Ustawa o opiece społecznej z 2006 z jednej strony daje uprawnienie, ale nie zobowiązuje państwa do finansowania pomocy na takim poziomie, aby zabezpieczyć wszystkie kwalifikujące się zgodnie z ustawą osoby. O tym czy prawo będzie efektywnie wdrażane decyduje podział środków w budżecie państwa czy gminy. Z drugiej strony ustawa w znacznym stopniu uniemożliwia pomaganie ludziom w trudnych sytuacjach. Jest nastawiona na to, żeby naciskać na ludzi, żeby sami się sobą zajęli. Nie wszyscy są w stanie to zrobić. Koszty ubóstwa przenoszone są przez państwo do gospodarstw domowych, co wymaga od kobiet większego wkładu czasu i pracy, aby podtrzymać życie ich rodzin. Odbywa się to kosztem podtrzymania ich własnego życia, które nie ma wartości dla państwa, kiedy (niedostateczna) pomoc kierowana jest na dzieci. Nazwa ośrodek pomocy rodzinie reprezentuje fikcję a nie rzeczywistość. Liczba osób, którym można udzielić pomocy jest ograniczona przez środki finansowe. Na 21 pracowników opieki społecznej przypada w Krośnie 2000 tzw. klientów. Pole do działania pracowników opieki społecznej jest ograniczane przez środki finansowe, przepisy i administracyjne procedury. Autorzy „Strategii rozwiązywanie problemów społecznych w Krośnie na lata 2006 – 2010” zwracają uwagę na: „brak systemowych rozwiązań problemów społecznych, niewystarczające środki finansowe na realizację specjalnych programów pomocowych, oraz zbyt silny wpływ czynników ekonomicznych, rynkowych na politykę społeczną”. W tej sytuacji pomoc społeczna jest biurokratyzowana i sprowadza się do reglamentacji (niewystarczających) środków finansowych i pomocy rzeczowej.

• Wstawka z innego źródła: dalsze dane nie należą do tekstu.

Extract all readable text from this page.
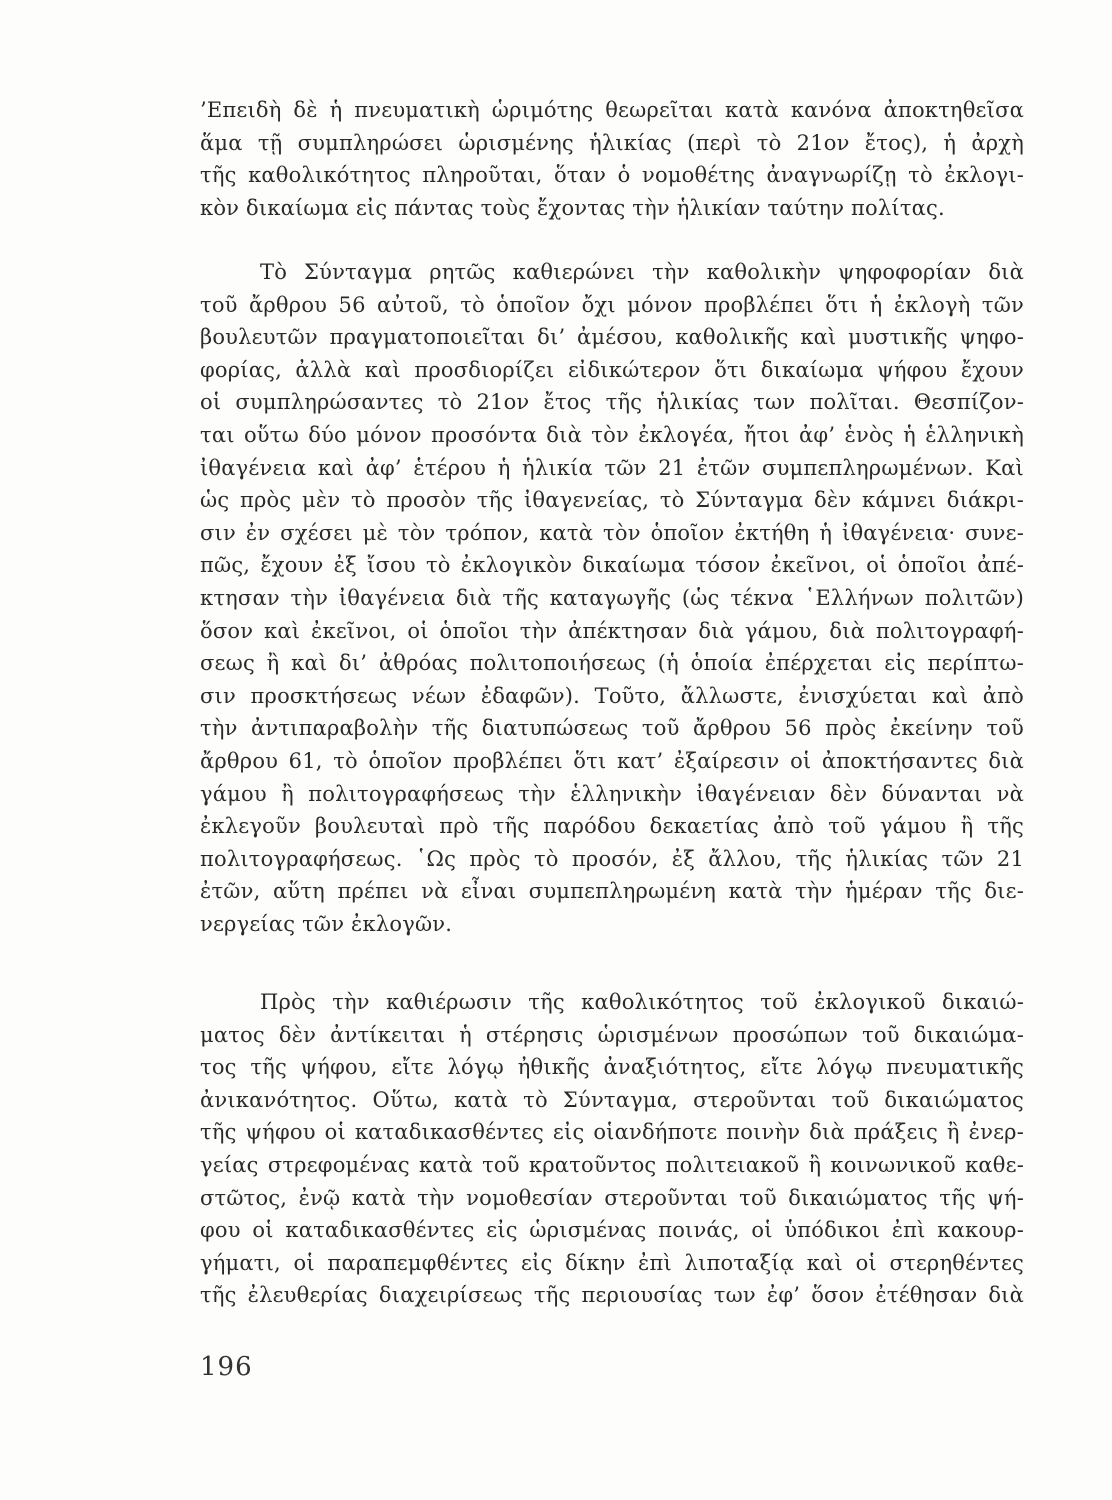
’Επειδὴ δὲ ἡ πνευματικὴ ὡριμότης θεωρεῖται κατὰ κανόνα ἀποκτηθεῖσα
ἅμα τῇ συμπληρώσει ὡρισμένης ἡλικίας (περὶ τὸ 21ον ἔτος), ἡ ἀρχὴ
τῆς καθολικότητος πληροῦται, ὅταν ὁ νομοθέτης ἀναγνωρίζῃ τὸ ἐκλογι-
κὸν δικαίωμα εἰς πάντας τοὺς ἔχοντας τὴν ἡλικίαν ταύτην πολίτας.
Τὸ Σύνταγμα ρητῶς καθιερώνει τὴν καθολικὴν ψηφοφορίαν διὰ
τοῦ ἄρθρου 56 αὐτοῦ, τὸ ὁποῖον ὄχι μόνον προβλέπει ὅτι ἡ ἐκλογὴ τῶν
βουλευτῶν πραγματοποιεῖται δι’ ἀμέσου, καθολικῆς καὶ μυστικῆς ψηφο-
φορίας, ἀλλὰ καὶ προσδιορίζει εἰδικώτερον ὅτι δικαίωμα ψήφου ἔχουν
οἱ συμπληρώσαντες τὸ 21ον ἔτος τῆς ἡλικίας των πολῖται. Θεσπίζον-
ται οὕτω δύο μόνον προσόντα διὰ τὸν ἐκλογέα, ἤτοι ἀφ’ ἑνὸς ἡ ἑλληνικὴ
ἰθαγένεια καὶ ἀφ’ ἑτέρου ἡ ἡλικία τῶν 21 ἐτῶν συμπεπληρωμένων. Καὶ
ὡς πρὸς μὲν τὸ προσὸν τῆς ἰθαγενείας, τὸ Σύνταγμα δὲν κάμνει διάκρι-
σιν ἐν σχέσει μὲ τὸν τρόπον, κατὰ τὸν ὁποῖον ἐκτήθη ἡ ἰθαγένεια· συνε-
πῶς, ἔχουν ἐξ ἴσου τὸ ἐκλογικὸν δικαίωμα τόσον ἐκεῖνοι, οἱ ὁποῖοι ἀπέ-
κτησαν τὴν ἰθαγένεια διὰ τῆς καταγωγῆς (ὡς τέκνα ῾Ελλήνων πολιτῶν)
ὅσον καὶ ἐκεῖνοι, οἱ ὁποῖοι τὴν ἀπέκτησαν διὰ γάμου, διὰ πολιτογραφή-
σεως ἢ καὶ δι’ ἀθρόας πολιτοποιήσεως (ἡ ὁποία ἐπέρχεται εἰς περίπτω-
σιν προσκτήσεως νέων ἐδαφῶν). Τοῦτο, ἄλλωστε, ἐνισχύεται καὶ ἀπὸ
τὴν ἀντιπαραβολὴν τῆς διατυπώσεως τοῦ ἄρθρου 56 πρὸς ἐκείνην τοῦ
ἄρθρου 61, τὸ ὁποῖον προβλέπει ὅτι κατ’ ἐξαίρεσιν οἱ ἀποκτήσαντες διὰ
γάμου ἢ πολιτογραφήσεως τὴν ἑλληνικὴν ἰθαγένειαν δὲν δύνανται νὰ
ἐκλεγοῦν βουλευταὶ πρὸ τῆς παρόδου δεκαετίας ἀπὸ τοῦ γάμου ἢ τῆς
πολιτογραφήσεως. ῾Ως πρὸς τὸ προσόν, ἐξ ἄλλου, τῆς ἡλικίας τῶν 21
ἐτῶν, αὕτη πρέπει νὰ εἶναι συμπεπληρωμένη κατὰ τὴν ἡμέραν τῆς διε-
νεργείας τῶν ἐκλογῶν.
Πρὸς τὴν καθιέρωσιν τῆς καθολικότητος τοῦ ἐκλογικοῦ δικαιώ-
ματος δὲν ἀντίκειται ἡ στέρησις ὡρισμένων προσώπων τοῦ δικαιώμα-
τος τῆς ψήφου, εἴτε λόγῳ ἠθικῆς ἀναξιότητος, εἴτε λόγῳ πνευματικῆς
ἀνικανότητος. Οὕτω, κατὰ τὸ Σύνταγμα, στεροῦνται τοῦ δικαιώματος
τῆς ψήφου οἱ καταδικασθέντες εἰς οἱανδήποτε ποινὴν διὰ πράξεις ἢ ἐνερ-
γείας στρεφομένας κατὰ τοῦ κρατοῦντος πολιτειακοῦ ἢ κοινωνικοῦ καθε-
στῶτος, ἐνῷ κατὰ τὴν νομοθεσίαν στεροῦνται τοῦ δικαιώματος τῆς ψή-
φου οἱ καταδικασθέντες εἰς ὡρισμένας ποινάς, οἱ ὑπόδικοι ἐπὶ κακουρ-
γήματι, οἱ παραπεμφθέντες εἰς δίκην ἐπὶ λιποταξίᾳ καὶ οἱ στερηθέντες
τῆς ἐλευθερίας διαχειρίσεως τῆς περιουσίας των ἐφ’ ὅσον ἐτέθησαν διὰ
196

W Miejskim Ośrodku Pomocy Społecznej wszyscy biedni mają teczki. Kontrola i nadzór nad biednymi jest scentralizowana. W PCK, przy rozdawaniu produktów żywnościowych z Unii, w jadłodajni Tow. Św. Brata Alberta trzeba mieć skierowanie i kartki z opieki społecznej, oraz okazać dowód osobisty, aby otrzymać obiad. Jak tłumaczy kierowniczka, za biednych spoza miasta Krosno, koszt obiadów zwracają ich właściwe gminy. Takie procedury przeobrażają kościelną instytucję w firmę – za kogo będzie zapłacone, temu się należy. Kobiety z niskodochodowych gospodarstw domowych nie są traktowane jak obywatelki, które mają uprawnienia (zagwarantowane w Konstytucji i w ustawie o pomocy społecznej), stają się ubezwłasnowolnionymi klientkami, bo nie płacą za towar/usługę, które dostają. O ich życiu decyduje ten, kto płaci i dzieli środki w budżecie.

(...)

Powyższy tekst jest fragmentem analizy Ewy Charkiewicz, poświęconej ubóstwie w Krośnie z perspektywy kobiecej. W skrócie pominięto przypisy. Pełna jej wersja dostępna jest na stronach internetowych Think Tanku Feministycznego.

1 komentarz:

Anonimowy pisze...

Pieniadze z gminy dla biednych wsiakaja po drodze.
Na opieke nad niepelnosprawnym MOPR w Krosnie placi do PCK od 11,30 zl do 18 zl. za godzine.
Po drodze biora na utrzymaniePCK i opiekunka opiekujaca sie niepelnosprawnym dostaje 5,5 zl na godzine lub 900 zl miesiecznie
Gbyby MOPR zatrudnial opiekunki a nie PCK opiekunki dostaluby godziwa zaplate.Teraz za te pieniadze utrzymywane jest przede wszystkim PCK a zarabiaja tam niemalo.Reszte co zostanie idzie na wynagrodzenie opiekunek.Ale one sobie z tym radza.zamiast byc 6 godzin u podopiecznego jest 3 i wychodzi jej wtedy 11.00zl. na godzine.tylko ze traci na tym MOPR bo placi za 6 godzin a faktyczna opieka wynosi 3 godziny i tu wsiakaja pieniadze.